A COUPLE of numbers after taking to the black and white checkerboard stage, Sir Rod Stewart tells Tuesday's audience, “We’re going to be here two hours. Enjoy yourselves, ladies and gentlemen, it’s later than you think”.

The show covers, predictably, Stewart’s entire career, and while he might not be able to hit the notes he could 40 years ago, he’s still showman enough to paper the cracks in a way the crowd loves and which gives his band and backing singers the chance to shine.

Not to say his voice isn’t what it used to be, though it's occasionally lost under the music, and the vast 13,500 seater arena carries the music brilliantly, with fans seated in the gods afforded the same quality of sound as those ignoring their seats and surging to the stage – though slightly less likely to dance.
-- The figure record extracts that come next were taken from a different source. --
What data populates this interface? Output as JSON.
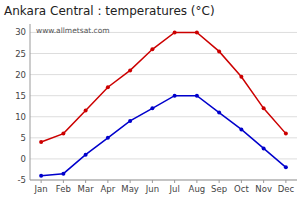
{
  "chart_data": {
    "type": "line",
    "title": "Ankara Central : temperatures (°C)",
    "categories": [
      "Jan",
      "Feb",
      "Mar",
      "Apr",
      "May",
      "Jun",
      "Jul",
      "Aug",
      "Sep",
      "Oct",
      "Nov",
      "Dec"
    ],
    "series": [
      {
        "color": "#cc0000",
        "marker": "circle",
        "values": [
          4,
          6,
          11.5,
          17,
          21,
          26,
          30,
          30,
          25.5,
          19.5,
          12,
          6
        ]
      },
      {
        "color": "#0000cc",
        "marker": "circle",
        "values": [
          -4,
          -3.5,
          1,
          5,
          9,
          12,
          15,
          15,
          11,
          7,
          2.5,
          -2
        ]
      }
    ],
    "ylim": [
      -5,
      32
    ],
    "yticks": [
      -5,
      0,
      5,
      10,
      15,
      20,
      25,
      30
    ],
    "grid": true,
    "annotations": [
      "www.allmetsat.com"
    ]
  }
}
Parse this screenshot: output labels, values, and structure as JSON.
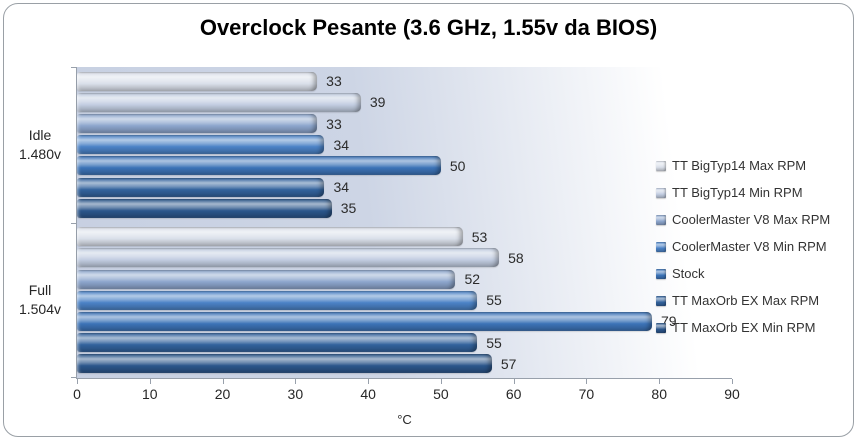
{
  "window": {
    "background": "#ffffff",
    "frame_border_color": "#9aa0a6"
  },
  "chart_data": {
    "type": "bar",
    "orientation": "horizontal",
    "title": "Overclock Pesante (3.6 GHz, 1.55v da BIOS)",
    "xlabel": "°C",
    "ylabel": "",
    "xlim": [
      0,
      90
    ],
    "xticks": [
      0,
      10,
      20,
      30,
      40,
      50,
      60,
      70,
      80,
      90
    ],
    "grid": false,
    "data_labels": true,
    "legend_position": "right",
    "plot_bg_gradient": {
      "left": "#c7d0e2",
      "mid": "#cdd5e5",
      "right": "#ffffff"
    },
    "axis_color": "#98a0ab",
    "label_color": "#2b2b2b",
    "categories": [
      {
        "lines": [
          "Idle",
          "1.480v"
        ]
      },
      {
        "lines": [
          "Full",
          "1.504v"
        ]
      }
    ],
    "series": [
      {
        "name": "TT BigTyp14 Max RPM",
        "color": "#d9dfe9",
        "values": [
          33,
          53
        ]
      },
      {
        "name": "TT BigTyp14 Min RPM",
        "color": "#c2cde1",
        "values": [
          39,
          58
        ]
      },
      {
        "name": "CoolerMaster V8 Max RPM",
        "color": "#8da6cd",
        "values": [
          33,
          52
        ]
      },
      {
        "name": "CoolerMaster V8 Min RPM",
        "color": "#4b82c6",
        "values": [
          34,
          55
        ]
      },
      {
        "name": "Stock",
        "color": "#3c73b7",
        "values": [
          50,
          79
        ]
      },
      {
        "name": "TT MaxOrb EX Max RPM",
        "color": "#32629c",
        "values": [
          34,
          55
        ]
      },
      {
        "name": "TT MaxOrb EX Min RPM",
        "color": "#2b568b",
        "values": [
          35,
          57
        ]
      }
    ]
  }
}
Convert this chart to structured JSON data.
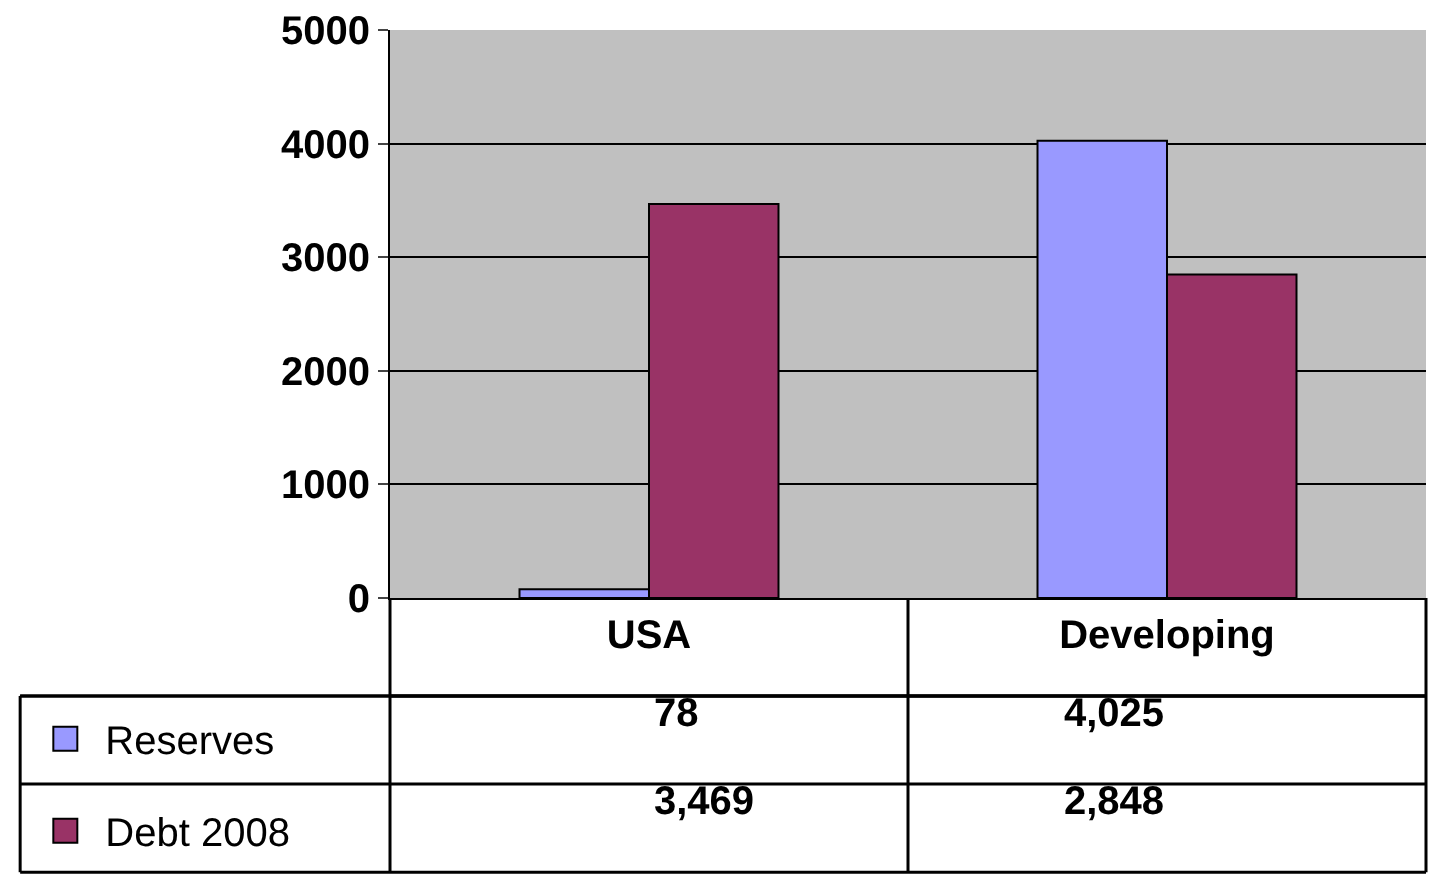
{
  "chart_data": {
    "type": "bar",
    "categories": [
      "USA",
      "Developing"
    ],
    "series": [
      {
        "name": "Reserves",
        "color": "#9999ff",
        "values": [
          78,
          4025
        ],
        "value_labels": [
          "78",
          "4,025"
        ]
      },
      {
        "name": "Debt 2008",
        "color": "#993366",
        "values": [
          3469,
          2848
        ],
        "value_labels": [
          "3,469",
          "2,848"
        ]
      }
    ],
    "ylim": [
      0,
      5000
    ],
    "yticks": [
      0,
      1000,
      2000,
      3000,
      4000,
      5000
    ],
    "grid": "y",
    "legend": "bottom left"
  }
}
Typically, Stewart’s performance is laced throughout with humour. During the intro to Tonight’s The Night, for example, the video screens read “Viagra is now available in teabags. It doesn’t improve performance, but stops your biscuit going soft”. Likewise, before Ooh La La, he talks about three members of his former band The Faces being dead, before realising to much amusement he’s got his maths wrong. Only two are gone, but he gets up and glances back at his seat and says, “I’m still here… aren’t I?”

Family is also clearly a big deal for Stewart, and his support act – Sisterhood – is a two-girl Nashville act, one of whom is his daughter Ruby. During the show, the screens show home videos and pictures of Stewart with his children; he dedicates recent single Can’t Stop Me Now to his late father for all his support, while Rhythm Of My Heart features video of him receiving his knighthood from Prince William.
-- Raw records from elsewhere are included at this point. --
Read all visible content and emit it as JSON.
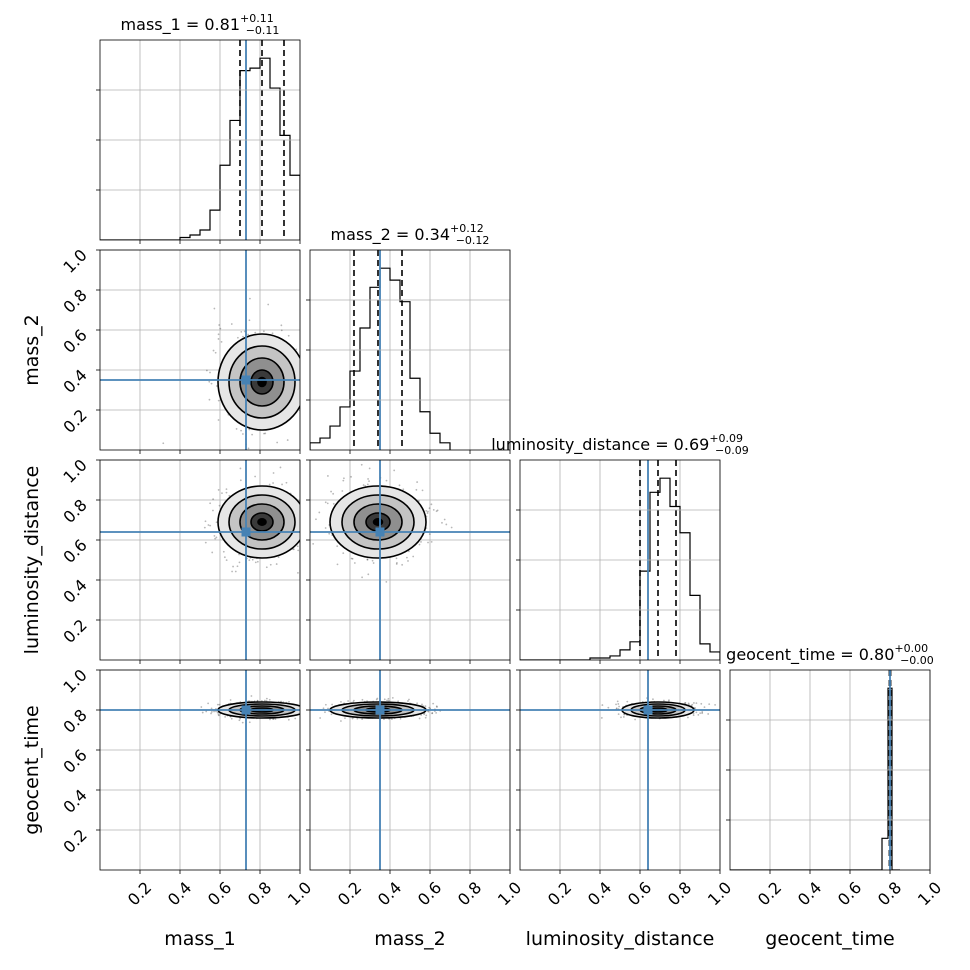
{
  "chart_data": {
    "type": "corner",
    "parameters": [
      "mass_1",
      "mass_2",
      "luminosity_distance",
      "geocent_time"
    ],
    "axis_labels": [
      "mass_1",
      "mass_2",
      "luminosity_distance",
      "geocent_time"
    ],
    "range": [
      0,
      1
    ],
    "ticks": [
      0.2,
      0.4,
      0.6,
      0.8,
      1.0
    ],
    "tick_labels": [
      "0.2",
      "0.4",
      "0.6",
      "0.8",
      "1.0"
    ],
    "grid": true,
    "truth_color": "#4682b4",
    "truths": [
      0.73,
      0.35,
      0.64,
      0.8
    ],
    "titles": [
      {
        "name": "mass_1",
        "value": "0.81",
        "plus": "+0.11",
        "minus": "−0.11"
      },
      {
        "name": "mass_2",
        "value": "0.34",
        "plus": "+0.12",
        "minus": "−0.12"
      },
      {
        "name": "luminosity_distance",
        "value": "0.69",
        "plus": "+0.09",
        "minus": "−0.09"
      },
      {
        "name": "geocent_time",
        "value": "0.80",
        "plus": "+0.00",
        "minus": "−0.00"
      }
    ],
    "quantiles": [
      [
        0.7,
        0.81,
        0.92
      ],
      [
        0.22,
        0.34,
        0.46
      ],
      [
        0.6,
        0.69,
        0.78
      ],
      [
        0.797,
        0.8,
        0.803
      ]
    ],
    "histograms": [
      {
        "edges": [
          0.4,
          0.45,
          0.5,
          0.55,
          0.6,
          0.65,
          0.7,
          0.75,
          0.8,
          0.85,
          0.9,
          0.95,
          1.0
        ],
        "counts": [
          1,
          2,
          4,
          12,
          30,
          48,
          68,
          69,
          73,
          61,
          42,
          26
        ]
      },
      {
        "edges": [
          0.0,
          0.05,
          0.1,
          0.15,
          0.2,
          0.25,
          0.3,
          0.35,
          0.4,
          0.45,
          0.5,
          0.55,
          0.6,
          0.65,
          0.7
        ],
        "counts": [
          3,
          5,
          10,
          18,
          33,
          51,
          68,
          76,
          71,
          62,
          30,
          16,
          7,
          3
        ]
      },
      {
        "edges": [
          0.35,
          0.4,
          0.45,
          0.5,
          0.55,
          0.6,
          0.65,
          0.7,
          0.75,
          0.8,
          0.85,
          0.9,
          0.95,
          1.0
        ],
        "counts": [
          1,
          1,
          2,
          5,
          9,
          44,
          83,
          90,
          76,
          63,
          32,
          8,
          4
        ]
      },
      {
        "edges": [
          0.76,
          0.79,
          0.81,
          0.85
        ],
        "counts": [
          15,
          86,
          0
        ]
      }
    ],
    "contours": [
      {
        "row": 1,
        "col": 0,
        "cx": 0.81,
        "cy": 0.34,
        "sx": 0.11,
        "sy": 0.12
      },
      {
        "row": 2,
        "col": 0,
        "cx": 0.81,
        "cy": 0.69,
        "sx": 0.11,
        "sy": 0.09
      },
      {
        "row": 2,
        "col": 1,
        "cx": 0.34,
        "cy": 0.69,
        "sx": 0.12,
        "sy": 0.09
      },
      {
        "row": 3,
        "col": 0,
        "cx": 0.81,
        "cy": 0.8,
        "sx": 0.11,
        "sy": 0.02
      },
      {
        "row": 3,
        "col": 1,
        "cx": 0.34,
        "cy": 0.8,
        "sx": 0.12,
        "sy": 0.02
      },
      {
        "row": 3,
        "col": 2,
        "cx": 0.69,
        "cy": 0.8,
        "sx": 0.09,
        "sy": 0.02
      }
    ]
  }
}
Special credit should go to the band, with – again, in typical Stewart fashion – beautiful and talented female violinists, harpists, mandolin players and backing singers, and stunning work from the male guitarists, drummers, bassist and sax player, who occasionally get to break free with extended solos or duels, while Stewart nips off stage for an outfit change.

And then, seemingly without warning, it’s all over. The footballs have been kicked into the crowd, balloons have fallen from the ceiling, and a black and white checked curtain falls, then raises to show the performers all face down on the stage.

They’ve enjoyed themselves almost as much as the crowd, but there are no real goodbyes. It’s abrupt, and nobody’s really sure if it’s over until the lights come up.

Still, two hours of solid hits from an iconic performer have flown by, and everyone enjoyed themselves – even if it wasn’t quite as late as we’d expected.